Let $X'$ be strict convex, i.e. for all $x_1',x_2'\in X'$ with $\|x_1'\|_{X'}=\|x_2'\|_{X'}=1$ the implication
$$\left\|\frac{x_1'+x_2'}{2}\right\|=1\Rightarrow x_1'=x_2'$$
holds.
In this case the Hahn-Banach-extension is unique.
I am trying to figure out how I can show this. The Hahn-Banach theorem says that for a subspace $U\subset X$ of a normed space $X$, there exists an extension $x'\in X'$ with $x'|_U=u'$ for every map $u':U\to \mathbb C$.
I've already gone through the proof of the Hahn-Banach theorem, but I don't see where I have to use the convexity of $X'$ to show that the extension is unique.
Can anyone help me here? Thanks.
Best Answer
I would like to use slightly different notations.

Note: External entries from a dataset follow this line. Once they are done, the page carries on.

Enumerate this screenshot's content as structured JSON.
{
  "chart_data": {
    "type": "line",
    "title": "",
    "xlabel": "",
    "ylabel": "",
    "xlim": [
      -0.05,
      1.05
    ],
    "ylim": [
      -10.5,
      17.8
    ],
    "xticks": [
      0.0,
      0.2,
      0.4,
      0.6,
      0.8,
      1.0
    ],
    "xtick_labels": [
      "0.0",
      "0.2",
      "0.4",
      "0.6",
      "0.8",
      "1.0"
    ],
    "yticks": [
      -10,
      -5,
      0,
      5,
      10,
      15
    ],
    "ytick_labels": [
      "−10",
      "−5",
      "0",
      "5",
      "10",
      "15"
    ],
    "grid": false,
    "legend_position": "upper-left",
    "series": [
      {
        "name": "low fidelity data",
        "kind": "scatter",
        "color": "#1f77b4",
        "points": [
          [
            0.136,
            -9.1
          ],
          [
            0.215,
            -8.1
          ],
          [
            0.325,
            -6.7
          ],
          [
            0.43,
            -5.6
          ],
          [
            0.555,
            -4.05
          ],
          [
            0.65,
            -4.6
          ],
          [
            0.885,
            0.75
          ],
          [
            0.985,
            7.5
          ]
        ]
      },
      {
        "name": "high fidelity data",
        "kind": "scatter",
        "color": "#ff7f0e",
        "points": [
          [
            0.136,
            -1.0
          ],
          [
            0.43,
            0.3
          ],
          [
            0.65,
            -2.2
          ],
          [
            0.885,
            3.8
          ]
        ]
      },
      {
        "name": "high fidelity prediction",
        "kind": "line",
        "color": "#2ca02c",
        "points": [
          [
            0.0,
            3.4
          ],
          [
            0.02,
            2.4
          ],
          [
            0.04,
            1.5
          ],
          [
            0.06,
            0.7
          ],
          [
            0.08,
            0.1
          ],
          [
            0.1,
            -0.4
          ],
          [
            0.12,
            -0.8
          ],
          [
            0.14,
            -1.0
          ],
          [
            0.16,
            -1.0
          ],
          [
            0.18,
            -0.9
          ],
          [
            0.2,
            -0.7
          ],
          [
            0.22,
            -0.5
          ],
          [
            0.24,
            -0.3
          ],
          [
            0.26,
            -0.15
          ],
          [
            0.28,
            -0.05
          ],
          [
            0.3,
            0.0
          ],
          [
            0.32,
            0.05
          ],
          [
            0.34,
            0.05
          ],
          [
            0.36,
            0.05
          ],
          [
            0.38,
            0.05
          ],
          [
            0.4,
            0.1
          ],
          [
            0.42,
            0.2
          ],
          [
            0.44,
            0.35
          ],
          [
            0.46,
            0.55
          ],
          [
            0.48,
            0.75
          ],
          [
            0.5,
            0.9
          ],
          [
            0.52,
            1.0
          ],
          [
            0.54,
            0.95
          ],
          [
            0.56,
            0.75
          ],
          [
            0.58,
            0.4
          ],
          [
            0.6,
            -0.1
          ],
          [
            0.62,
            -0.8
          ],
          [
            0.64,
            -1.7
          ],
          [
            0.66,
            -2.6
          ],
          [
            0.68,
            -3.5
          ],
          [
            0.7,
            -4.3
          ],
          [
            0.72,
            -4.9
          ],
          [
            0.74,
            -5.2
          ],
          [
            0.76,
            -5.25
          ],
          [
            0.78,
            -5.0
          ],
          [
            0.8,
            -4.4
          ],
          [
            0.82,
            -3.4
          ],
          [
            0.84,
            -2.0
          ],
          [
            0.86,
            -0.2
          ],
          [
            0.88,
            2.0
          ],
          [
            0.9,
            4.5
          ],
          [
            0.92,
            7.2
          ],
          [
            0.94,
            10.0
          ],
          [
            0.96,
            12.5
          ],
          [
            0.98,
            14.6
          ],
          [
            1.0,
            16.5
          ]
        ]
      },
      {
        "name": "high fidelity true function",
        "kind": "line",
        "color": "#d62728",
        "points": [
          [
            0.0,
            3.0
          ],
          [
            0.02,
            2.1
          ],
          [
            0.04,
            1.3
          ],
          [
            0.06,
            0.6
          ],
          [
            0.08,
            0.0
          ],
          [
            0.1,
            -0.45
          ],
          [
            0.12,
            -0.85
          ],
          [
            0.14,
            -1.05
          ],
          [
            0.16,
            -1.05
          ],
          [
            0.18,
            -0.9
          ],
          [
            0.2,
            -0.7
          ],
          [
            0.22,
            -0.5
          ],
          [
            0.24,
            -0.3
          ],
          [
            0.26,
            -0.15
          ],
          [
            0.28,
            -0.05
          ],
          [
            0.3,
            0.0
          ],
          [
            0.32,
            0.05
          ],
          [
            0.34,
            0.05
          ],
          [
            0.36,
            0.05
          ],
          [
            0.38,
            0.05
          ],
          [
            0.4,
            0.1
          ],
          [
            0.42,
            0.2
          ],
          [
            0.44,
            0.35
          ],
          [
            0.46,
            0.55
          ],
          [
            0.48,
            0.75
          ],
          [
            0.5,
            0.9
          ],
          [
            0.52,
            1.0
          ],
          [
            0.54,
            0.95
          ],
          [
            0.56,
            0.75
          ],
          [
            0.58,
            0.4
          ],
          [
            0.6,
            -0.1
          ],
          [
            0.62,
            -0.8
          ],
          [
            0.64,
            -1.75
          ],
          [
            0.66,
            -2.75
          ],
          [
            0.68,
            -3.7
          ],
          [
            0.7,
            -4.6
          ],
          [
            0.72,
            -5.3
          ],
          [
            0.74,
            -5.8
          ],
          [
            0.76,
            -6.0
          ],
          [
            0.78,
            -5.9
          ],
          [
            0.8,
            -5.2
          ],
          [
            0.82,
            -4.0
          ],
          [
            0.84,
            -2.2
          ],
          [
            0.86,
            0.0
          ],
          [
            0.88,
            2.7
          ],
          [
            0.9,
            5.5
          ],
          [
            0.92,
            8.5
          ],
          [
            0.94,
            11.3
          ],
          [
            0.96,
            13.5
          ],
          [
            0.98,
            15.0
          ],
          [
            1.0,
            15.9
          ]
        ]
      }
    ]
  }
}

Suppose $h \in U'$ have distinct Hahn-Banach extensions $f$ and $g$. Then $f_1 = \dfrac{f}{||h||}, g_1 = \dfrac{g}{||h||} \in S_{X'}, f_1 \neq g_1$, where $S_{X'}$ is the unit sphere in $X'$. By strict convexity of $X'$, $$ \bigg|\bigg|\frac{f_1 + g_1}{2}\bigg|\bigg| < 1, $$ and it follows that $||f + g|| < 2||h||$. However, we have \begin{align*} ||f + g|| &= \sup_{x \in X, ||x|| = 1} | f(x) + g(x) | \\ &\geq \sup_{x \in U, ||x|| = 1} | f(x) + g(x) | \\ &= 2\sup_{x \in U, ||x|| = 1} |h(x)|\\ &= 2||h||, \end{align*} a contradiction.